Organizational productivity can be defined as the ratio of outputs to inputs. Inputs can be determined by the level of resources invested. Outputs can be conceived as income minus costs. For a profit-making organization, profitability can provide a good measure of the organization's productivity. We must keep in mind that behavior is shaped by its consequences. If we want specific behaviors to occur, we need to use an appraisal system that rewards them when they occur.
Output measures for a research organization can be subjective or objective, quantitative or nonquantitative, and discrete or scalar and can include some measure of quality (Anthony and Young, 2002). While the measurement of quality requires extra effort and, at times, human judgment, this dimension of output should not be ignored.
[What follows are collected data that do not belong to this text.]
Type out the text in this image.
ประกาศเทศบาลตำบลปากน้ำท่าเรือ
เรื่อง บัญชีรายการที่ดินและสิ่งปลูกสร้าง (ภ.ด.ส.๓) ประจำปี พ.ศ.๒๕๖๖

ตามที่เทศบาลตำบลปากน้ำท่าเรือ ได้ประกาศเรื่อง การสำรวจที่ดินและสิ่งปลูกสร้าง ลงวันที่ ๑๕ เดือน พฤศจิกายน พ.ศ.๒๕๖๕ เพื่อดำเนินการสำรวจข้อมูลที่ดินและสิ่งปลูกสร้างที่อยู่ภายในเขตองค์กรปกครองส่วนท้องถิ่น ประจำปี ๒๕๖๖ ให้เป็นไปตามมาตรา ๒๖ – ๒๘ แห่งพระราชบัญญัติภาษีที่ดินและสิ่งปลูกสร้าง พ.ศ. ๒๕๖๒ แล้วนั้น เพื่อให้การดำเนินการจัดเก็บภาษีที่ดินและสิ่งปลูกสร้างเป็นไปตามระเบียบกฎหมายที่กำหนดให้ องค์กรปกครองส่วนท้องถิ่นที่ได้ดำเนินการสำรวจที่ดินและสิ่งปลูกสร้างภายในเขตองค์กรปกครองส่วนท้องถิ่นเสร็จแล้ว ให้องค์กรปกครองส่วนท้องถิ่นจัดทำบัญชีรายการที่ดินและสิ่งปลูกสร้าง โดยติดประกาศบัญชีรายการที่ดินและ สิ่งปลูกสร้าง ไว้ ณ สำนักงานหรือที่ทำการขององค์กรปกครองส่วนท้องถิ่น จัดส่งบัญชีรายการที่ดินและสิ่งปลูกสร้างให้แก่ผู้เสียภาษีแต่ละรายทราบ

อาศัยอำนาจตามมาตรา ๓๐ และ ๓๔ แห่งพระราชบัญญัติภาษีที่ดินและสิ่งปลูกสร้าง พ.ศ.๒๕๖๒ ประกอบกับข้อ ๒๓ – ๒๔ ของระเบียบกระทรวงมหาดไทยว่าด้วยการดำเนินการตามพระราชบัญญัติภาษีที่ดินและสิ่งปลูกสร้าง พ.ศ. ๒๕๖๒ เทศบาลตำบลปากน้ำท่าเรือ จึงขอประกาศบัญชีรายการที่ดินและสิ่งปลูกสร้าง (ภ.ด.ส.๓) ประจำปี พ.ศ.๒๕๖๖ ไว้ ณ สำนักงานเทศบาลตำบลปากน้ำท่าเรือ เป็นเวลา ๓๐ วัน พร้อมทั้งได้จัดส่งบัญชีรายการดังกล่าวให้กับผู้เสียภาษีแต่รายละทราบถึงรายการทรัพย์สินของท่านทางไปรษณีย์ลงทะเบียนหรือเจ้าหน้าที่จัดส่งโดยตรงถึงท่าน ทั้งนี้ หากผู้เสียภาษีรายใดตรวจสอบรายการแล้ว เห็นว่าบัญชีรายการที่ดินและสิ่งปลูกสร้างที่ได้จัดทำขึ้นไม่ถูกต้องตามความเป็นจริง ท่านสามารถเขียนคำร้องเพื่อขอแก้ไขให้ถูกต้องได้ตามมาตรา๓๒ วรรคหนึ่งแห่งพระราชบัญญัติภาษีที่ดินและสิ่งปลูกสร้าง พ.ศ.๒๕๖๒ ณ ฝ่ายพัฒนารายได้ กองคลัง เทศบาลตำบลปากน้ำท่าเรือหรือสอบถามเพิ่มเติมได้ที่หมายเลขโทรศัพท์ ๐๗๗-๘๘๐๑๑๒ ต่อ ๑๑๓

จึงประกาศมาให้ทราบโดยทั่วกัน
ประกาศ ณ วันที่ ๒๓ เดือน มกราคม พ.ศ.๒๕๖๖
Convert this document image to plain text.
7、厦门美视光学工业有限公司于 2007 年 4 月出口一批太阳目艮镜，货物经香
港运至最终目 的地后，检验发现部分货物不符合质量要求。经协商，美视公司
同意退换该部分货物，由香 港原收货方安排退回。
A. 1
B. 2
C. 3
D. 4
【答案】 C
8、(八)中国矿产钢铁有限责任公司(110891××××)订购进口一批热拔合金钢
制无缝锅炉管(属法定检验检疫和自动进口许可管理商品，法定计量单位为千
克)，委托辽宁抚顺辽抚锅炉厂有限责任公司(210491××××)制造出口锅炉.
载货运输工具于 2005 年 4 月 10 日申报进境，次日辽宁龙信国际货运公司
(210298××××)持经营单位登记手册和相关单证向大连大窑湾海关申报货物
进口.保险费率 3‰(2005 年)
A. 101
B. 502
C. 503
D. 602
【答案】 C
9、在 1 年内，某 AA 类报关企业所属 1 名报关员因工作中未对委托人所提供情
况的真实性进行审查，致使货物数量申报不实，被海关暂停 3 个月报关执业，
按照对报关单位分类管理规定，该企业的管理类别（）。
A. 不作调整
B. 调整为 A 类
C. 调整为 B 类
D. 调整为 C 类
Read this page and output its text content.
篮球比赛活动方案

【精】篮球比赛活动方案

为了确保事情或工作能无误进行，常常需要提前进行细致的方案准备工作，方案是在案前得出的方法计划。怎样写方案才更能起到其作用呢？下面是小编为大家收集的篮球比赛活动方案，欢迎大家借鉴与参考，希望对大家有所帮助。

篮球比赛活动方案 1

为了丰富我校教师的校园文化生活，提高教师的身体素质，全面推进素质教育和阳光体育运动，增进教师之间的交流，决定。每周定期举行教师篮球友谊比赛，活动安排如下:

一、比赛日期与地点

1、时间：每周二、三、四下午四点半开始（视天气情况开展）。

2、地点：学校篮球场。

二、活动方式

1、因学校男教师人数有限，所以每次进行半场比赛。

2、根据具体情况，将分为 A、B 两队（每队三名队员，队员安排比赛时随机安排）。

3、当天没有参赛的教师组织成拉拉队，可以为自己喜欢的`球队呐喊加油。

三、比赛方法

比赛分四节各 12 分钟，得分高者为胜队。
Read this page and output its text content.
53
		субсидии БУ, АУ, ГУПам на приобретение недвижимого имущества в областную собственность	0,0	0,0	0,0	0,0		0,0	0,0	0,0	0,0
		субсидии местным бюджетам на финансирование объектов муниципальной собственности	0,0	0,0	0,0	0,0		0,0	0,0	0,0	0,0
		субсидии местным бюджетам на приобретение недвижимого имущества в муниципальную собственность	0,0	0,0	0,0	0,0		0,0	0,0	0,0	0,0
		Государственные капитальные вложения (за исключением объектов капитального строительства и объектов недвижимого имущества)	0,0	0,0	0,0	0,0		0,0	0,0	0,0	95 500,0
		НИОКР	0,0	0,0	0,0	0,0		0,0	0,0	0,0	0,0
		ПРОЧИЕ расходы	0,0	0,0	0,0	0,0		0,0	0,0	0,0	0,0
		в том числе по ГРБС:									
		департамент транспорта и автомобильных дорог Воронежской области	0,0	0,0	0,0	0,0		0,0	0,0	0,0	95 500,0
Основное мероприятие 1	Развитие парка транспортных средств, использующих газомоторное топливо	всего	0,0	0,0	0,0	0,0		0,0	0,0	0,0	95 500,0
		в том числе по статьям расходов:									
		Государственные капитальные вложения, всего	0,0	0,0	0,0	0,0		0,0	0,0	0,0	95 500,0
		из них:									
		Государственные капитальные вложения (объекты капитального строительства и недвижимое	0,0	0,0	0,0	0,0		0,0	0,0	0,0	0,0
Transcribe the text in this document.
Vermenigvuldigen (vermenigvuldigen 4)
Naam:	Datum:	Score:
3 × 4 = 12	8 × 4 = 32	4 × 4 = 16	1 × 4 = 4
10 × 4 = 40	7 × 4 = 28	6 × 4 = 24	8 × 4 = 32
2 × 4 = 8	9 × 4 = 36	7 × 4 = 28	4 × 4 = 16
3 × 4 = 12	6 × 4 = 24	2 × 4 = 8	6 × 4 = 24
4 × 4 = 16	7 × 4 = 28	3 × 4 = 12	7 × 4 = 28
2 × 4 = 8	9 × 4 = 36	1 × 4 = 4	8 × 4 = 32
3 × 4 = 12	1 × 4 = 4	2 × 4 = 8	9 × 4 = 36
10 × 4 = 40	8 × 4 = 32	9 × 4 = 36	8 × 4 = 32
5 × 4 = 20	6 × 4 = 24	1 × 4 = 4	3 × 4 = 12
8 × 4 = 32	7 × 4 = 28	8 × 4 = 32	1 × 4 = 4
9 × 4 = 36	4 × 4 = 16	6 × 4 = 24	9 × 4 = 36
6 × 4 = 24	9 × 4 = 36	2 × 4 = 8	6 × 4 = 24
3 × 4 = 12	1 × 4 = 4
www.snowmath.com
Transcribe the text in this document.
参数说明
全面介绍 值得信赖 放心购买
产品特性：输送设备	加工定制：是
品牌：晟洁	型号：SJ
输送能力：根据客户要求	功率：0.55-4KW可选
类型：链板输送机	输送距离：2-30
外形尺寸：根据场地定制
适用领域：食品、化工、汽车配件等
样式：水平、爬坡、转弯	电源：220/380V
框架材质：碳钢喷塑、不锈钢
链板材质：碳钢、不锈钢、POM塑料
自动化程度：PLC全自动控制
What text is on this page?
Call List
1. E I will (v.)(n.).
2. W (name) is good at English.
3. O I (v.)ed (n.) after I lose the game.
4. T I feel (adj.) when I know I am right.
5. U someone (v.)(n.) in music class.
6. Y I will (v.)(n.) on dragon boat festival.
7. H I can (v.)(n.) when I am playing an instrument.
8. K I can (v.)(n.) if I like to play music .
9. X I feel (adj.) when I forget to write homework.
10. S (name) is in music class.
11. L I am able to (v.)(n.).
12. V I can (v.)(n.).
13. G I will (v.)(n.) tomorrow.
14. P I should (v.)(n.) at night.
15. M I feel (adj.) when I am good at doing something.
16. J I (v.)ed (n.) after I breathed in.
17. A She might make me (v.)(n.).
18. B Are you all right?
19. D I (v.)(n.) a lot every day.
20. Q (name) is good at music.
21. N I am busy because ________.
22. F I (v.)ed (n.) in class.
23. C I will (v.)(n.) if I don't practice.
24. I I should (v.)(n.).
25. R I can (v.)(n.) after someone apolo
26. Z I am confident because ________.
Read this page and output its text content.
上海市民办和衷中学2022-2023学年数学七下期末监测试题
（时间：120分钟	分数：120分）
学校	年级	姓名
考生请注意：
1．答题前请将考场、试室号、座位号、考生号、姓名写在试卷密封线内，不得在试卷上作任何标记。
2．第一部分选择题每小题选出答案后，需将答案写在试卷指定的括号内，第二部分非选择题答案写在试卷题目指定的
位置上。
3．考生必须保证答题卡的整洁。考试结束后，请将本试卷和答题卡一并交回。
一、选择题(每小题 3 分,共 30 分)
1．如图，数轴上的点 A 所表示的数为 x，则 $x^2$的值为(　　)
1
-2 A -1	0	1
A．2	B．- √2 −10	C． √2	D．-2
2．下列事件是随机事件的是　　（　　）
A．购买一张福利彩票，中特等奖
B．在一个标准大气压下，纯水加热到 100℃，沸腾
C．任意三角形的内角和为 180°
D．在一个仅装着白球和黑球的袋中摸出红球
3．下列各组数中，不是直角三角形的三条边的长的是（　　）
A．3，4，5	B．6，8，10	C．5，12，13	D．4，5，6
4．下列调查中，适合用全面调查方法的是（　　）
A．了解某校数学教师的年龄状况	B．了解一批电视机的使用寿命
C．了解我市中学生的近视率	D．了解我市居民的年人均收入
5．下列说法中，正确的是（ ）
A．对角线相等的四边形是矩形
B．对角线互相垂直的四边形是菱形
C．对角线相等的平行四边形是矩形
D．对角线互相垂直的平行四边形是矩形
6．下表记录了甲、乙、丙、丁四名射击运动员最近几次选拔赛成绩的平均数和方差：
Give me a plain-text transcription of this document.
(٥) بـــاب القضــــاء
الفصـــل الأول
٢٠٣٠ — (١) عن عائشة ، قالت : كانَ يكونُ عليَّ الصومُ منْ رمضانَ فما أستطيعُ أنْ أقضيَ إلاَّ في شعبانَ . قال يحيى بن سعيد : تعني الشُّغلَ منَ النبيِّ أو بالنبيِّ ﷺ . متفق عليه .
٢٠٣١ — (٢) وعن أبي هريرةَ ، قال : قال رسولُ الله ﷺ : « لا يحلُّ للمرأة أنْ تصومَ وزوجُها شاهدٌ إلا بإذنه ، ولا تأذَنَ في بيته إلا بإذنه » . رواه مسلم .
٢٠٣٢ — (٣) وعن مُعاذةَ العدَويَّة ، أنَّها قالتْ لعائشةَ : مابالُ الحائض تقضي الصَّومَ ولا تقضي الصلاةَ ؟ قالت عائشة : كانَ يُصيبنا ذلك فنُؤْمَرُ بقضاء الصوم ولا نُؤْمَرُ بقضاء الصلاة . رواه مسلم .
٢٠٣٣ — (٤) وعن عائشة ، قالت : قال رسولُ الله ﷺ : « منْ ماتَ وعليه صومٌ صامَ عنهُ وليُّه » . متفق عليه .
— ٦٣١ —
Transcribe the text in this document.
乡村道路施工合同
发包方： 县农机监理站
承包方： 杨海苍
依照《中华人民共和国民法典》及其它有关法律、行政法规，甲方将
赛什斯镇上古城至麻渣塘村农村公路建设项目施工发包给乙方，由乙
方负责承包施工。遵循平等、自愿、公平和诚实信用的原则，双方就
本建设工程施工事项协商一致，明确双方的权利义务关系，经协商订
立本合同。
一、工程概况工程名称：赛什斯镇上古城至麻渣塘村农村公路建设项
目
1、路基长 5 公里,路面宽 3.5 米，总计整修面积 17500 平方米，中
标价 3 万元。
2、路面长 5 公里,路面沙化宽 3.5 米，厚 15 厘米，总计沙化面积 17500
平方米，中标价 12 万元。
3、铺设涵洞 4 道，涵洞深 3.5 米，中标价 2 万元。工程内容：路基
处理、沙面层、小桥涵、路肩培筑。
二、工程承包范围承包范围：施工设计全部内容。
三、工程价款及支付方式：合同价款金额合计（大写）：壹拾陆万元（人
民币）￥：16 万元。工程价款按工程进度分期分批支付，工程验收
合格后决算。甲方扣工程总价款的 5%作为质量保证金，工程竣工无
Since R&D organizations have multiple objectives and their outputs are often incommensurate, the output measures are usually nonquantitative and subjective. Quantitative measures for the output elements are usually in different units, thus defying precise comparison between different quantitative outputs. Anthony and Young (2002) suggest that it might be feasible to combine a multidimensional array of indicators into aggregate units, which could then provide trends, indicators, and patterns of the individual (and organizational) output measures.
One suggested categorization of output measures includes the following:
Process measures (related to activities carried out in an organization; useful for the measurement of the current, short-run performance)
Social indicators (stated in broad terms, related to overall objectives of the organization rather than specific activities; useful for strategic planning) (Anthony and Young, 2002)
Thus, based on these output measures one could construct requisite performance appraisal elements.